Ok, this is my third post tonight and I'm beginning to catch up. The brief flurry is partly the result of attempting to defrag my hard drive last night, which knocked out the computer for about 18 hours. I eventually halted the process today having succeeded on covering about 17% of the drive. I'm going to have to do that job in stages. My own fault for ignoring it for far too long.

But back to the photos. After the mist of recent days, we had a glorious sunny Easter Monday. We spent the afternoon at Rottingdean. It was more crowded than usual (well it would be), but the fulmars weren't keen on inviting visitors in for tea. As this jackdaw found out!

fulmar and jackdaw

fulmar and jackdaw

fulmar and jackdaw

fulmar and jackdaw"And don't come back"
Nature Blog Network
Camera note: all shots taken with the EF 400mm f/5.6L USM lens.

This Post Has 18 Comments

  1. 😆 @ jackdaw But it looks nice on the white background 🙂

    As for your computer, 18 hours is a way too much. Maybe you should consider to turn off all unnecessary processes that may be running in the background – some of them is making changes on your hard drive and defragmenter needs to return to that part. It happened to me with some printer drivers before. And turn off Internet connection.

  2. Wow what a big mouth that Fulmar has! :yikes: 😆 Hope you PC gets better soon.

  3. Darko, I've turned off network, internet, AV and run relatively few processes anyway, but I could try to strip it back a bit further and see what happens. Thanks for the tip.

  4. Mark, I love the way they gape like that at all comers. They can spit apparently, but I've not seen them do that (yet). The PC will be fine. I'm just trying to speed it up. It may take a while, but I'll get there. 🙂

  5. The jackdaw is great against the white :up: and the fulmar is a little bit scary :nervous: Is it a juvenile or a mature bird?

  6. Wow, it's a brave corvid that would mess with a fulmar :eyes: I think the jackdaw has probably learned its lesson :whistle: Talking of corvids, I had the bizarre experience yesterday of looking out the train window and seeing a magpie attempting to fly off with a very large slow worm (which I hope escaped as magpies aren't about to starve any time soon and we're very short on reptiles in this neck of woods…)

    I haven't had to defrag my new laptop yet, but my old computer would only take a couple of hours or so, even if I hadn't done it for weeks :confused:

  7. I just hope you don`t have very old hard disks and that you have a backup :insane:

  8. Wow – is it fulmars that can skwert and oil liquid on attacking birds?

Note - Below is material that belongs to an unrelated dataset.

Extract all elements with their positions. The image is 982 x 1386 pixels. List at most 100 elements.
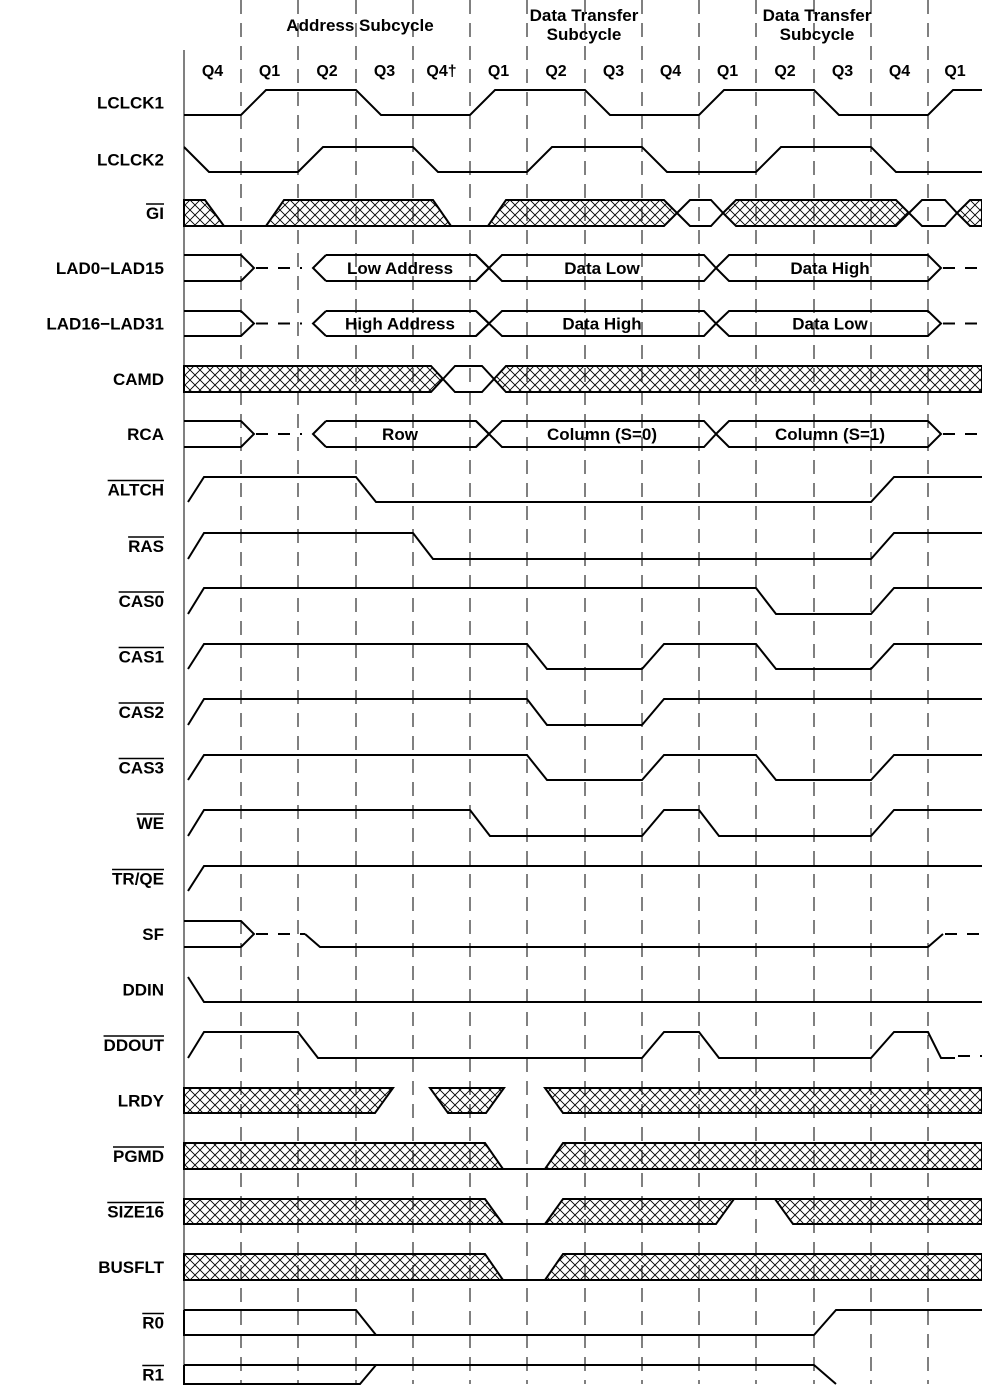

If so that jackdaw had a lucky escape!

    Whata re you using to defrag? The built in windows ones are rather slow.

  9. Adele, I fear for the slow worm population. Cats are the main threat round here. I had a pleasant surprise clearing the garden yesterday and came across three slow worms together (they'd hidden by the time I got the camera), plus another one in a different part of the garden. They don't come out too often, but they're there.

    The defrag was something I've putting off for far too long… at least a year and with the amount of upload/deletes of images the drive was in a very nasty state. The Windows defragger is rubbish so I tried something called Ultradefrag (that was the one that took 18 hours to do 17% of the drive), and then today ran Diskeeper, which is fab! It still took several hours but at least I could use the machine properly while it ran, and it's now running permanently in the background. I'll test for a few more days and then buy.

  10. Darko, well everything important is backed up (like the photos). I eventually got something called "Diskeeper 2009" which worked a treat. The defrag took 6.5 hours (which for a 360 GB drive in bad shape was good), plus it will now defrag on the fly so no more problems. It's a 30 day trial program so if the machine stays good I'll probably buy it.

  11. Anna, I think those are mature birds (I've not seen any young yet). Tough birds, for sure. They mainly live over the Atlantic.

  12. One small tip. You may test it using Photoshop or other photographs editing software, while it works in the background. Use the biggest photographs you have. If your software works without unusual glitches, then Diskeeper works fine. If you haven`t change anything after Windows installation, processor and memory usage should be set to work best with active programs and not the ones in the background, so your editing software will work fine and the background ones will not interfere.

  13. Thanks Darko, Photoshop seems fine so far (a dozen images open, all but I'll keep an eye on it. The Windows memory usage hasn't been touched. I have stopped most of the services that I don't need, and I limit the number of applications that run on start-up, so memory is fairly efficient (I just don't have enough 😉 )

  14. We all need more memory 😀

  15. Awesome photo story!!

  16. Darko, and I now have more memory 😉 And for anyone just catching this thread, the PC died shortly after the defrag :((all apps disappeared in a crash). So not the best recommended route, but a timely reminder of the value of backing up relentlessly if you take photos.

  17. Lois thanks! It was a good moment to get.